Each year, officials release a list of the Riverhead School District’s top 15 students, determined by grade-point average. The list also includes details about the graduating class valedictorian and salutatorian and lists each of the 15 students’ college of choice.
And every year, it seems, the list is more impressive. The performance of the Class of 2013 is particularly noteworthy.
How about valedictorian Daniel Raynor and his eye-popping 109.54 weighted average? A true renaissance man, Daniel was named a Commended Student in the National Merit Scholarship Program, sang in the chamber choir, played baritone horn in the school band, acted with the Blue Masques Drama Club and interned for a local photographer.
Daniel also served as a mentor to his peers, passing along his knowledge — and perhaps more important, his outlook on life and learning — to other local students, undoubtedly helping them reach new heights as well. The News-Review wishes Daniel the best as he pursues a physics degree at Yale University in New Haven.
The other standouts are to be commended as well, including salutatorian Daniel Tysz, who earned a 108.06 weighted average. He will attend SUNY/Stony Brook, where he’ll study math and biochemistry in preparation for a career in medicine. (See page 14 for a complete list.)

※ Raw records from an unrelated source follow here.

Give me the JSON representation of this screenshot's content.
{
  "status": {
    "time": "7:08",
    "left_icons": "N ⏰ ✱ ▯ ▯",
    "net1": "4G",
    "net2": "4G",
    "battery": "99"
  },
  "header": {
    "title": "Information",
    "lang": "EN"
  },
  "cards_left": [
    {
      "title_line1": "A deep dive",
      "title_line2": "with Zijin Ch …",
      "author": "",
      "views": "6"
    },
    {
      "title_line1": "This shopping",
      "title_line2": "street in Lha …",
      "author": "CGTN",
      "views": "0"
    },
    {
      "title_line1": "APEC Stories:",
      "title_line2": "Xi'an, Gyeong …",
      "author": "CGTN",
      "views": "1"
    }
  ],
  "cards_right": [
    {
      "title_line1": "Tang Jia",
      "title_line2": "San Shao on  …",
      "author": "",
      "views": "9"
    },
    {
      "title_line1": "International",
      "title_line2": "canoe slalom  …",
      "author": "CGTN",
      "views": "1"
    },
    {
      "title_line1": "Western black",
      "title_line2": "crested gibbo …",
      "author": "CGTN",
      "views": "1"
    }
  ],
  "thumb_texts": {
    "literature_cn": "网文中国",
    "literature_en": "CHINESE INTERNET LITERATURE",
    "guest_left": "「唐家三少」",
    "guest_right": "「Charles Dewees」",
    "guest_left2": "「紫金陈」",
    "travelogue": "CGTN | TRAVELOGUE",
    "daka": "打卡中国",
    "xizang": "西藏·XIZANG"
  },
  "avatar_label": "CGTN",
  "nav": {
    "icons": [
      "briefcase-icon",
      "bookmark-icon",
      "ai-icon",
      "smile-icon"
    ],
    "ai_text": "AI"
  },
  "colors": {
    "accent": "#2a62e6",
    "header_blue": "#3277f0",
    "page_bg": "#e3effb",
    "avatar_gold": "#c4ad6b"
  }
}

It was also interesting and encouraging to see eight male students among the Class of 2013’s Top 15, as female students have outnumbered them for years.
What gets lost in all the talk about tax caps and teacher pensions and tea parties — especially during the annual run-up to the school elections — is the fine performances of students in Riverhead, Shoreham-Wading River and across Long Island, a region that has come to utterly dominate the annual Intel Science Talent Search competition.

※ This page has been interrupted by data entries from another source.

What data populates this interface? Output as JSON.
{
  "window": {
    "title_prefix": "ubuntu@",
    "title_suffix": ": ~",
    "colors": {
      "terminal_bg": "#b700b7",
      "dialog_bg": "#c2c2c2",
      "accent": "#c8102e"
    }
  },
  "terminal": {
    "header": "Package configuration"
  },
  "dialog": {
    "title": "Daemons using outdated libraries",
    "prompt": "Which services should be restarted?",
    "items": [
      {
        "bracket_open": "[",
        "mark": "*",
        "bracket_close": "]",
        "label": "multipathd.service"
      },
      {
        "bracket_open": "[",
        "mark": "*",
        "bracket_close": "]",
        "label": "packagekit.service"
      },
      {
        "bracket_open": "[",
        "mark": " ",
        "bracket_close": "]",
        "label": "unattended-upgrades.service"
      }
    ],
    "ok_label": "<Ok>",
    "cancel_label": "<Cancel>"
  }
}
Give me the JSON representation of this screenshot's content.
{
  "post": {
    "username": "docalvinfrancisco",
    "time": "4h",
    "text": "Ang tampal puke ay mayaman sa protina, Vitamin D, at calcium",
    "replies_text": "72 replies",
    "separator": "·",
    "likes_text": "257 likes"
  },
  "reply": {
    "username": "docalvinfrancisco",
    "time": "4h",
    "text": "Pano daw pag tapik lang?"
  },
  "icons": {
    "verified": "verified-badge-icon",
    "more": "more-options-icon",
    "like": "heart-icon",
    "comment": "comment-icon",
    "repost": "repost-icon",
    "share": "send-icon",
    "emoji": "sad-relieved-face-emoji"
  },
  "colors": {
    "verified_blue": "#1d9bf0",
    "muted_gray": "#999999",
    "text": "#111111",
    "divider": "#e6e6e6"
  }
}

There are undoubtedly excesses in our school districts when it comes to spending and compensation, and stricter adherence to open meetings laws and such could help dispel distrust between school boards and taxpayers. But so many of these students work so unbelievably hard, day in and day out, it’s a shame their effort sometimes gets overlooked due to politics. So, thank you, Daniel Raynor and Daniel Tysz and the entire graduating Class of 2013, for reminding us of all the great things being accomplished by so many fine young people.
Kudos, too, to all those proud educators who helped every step of the way.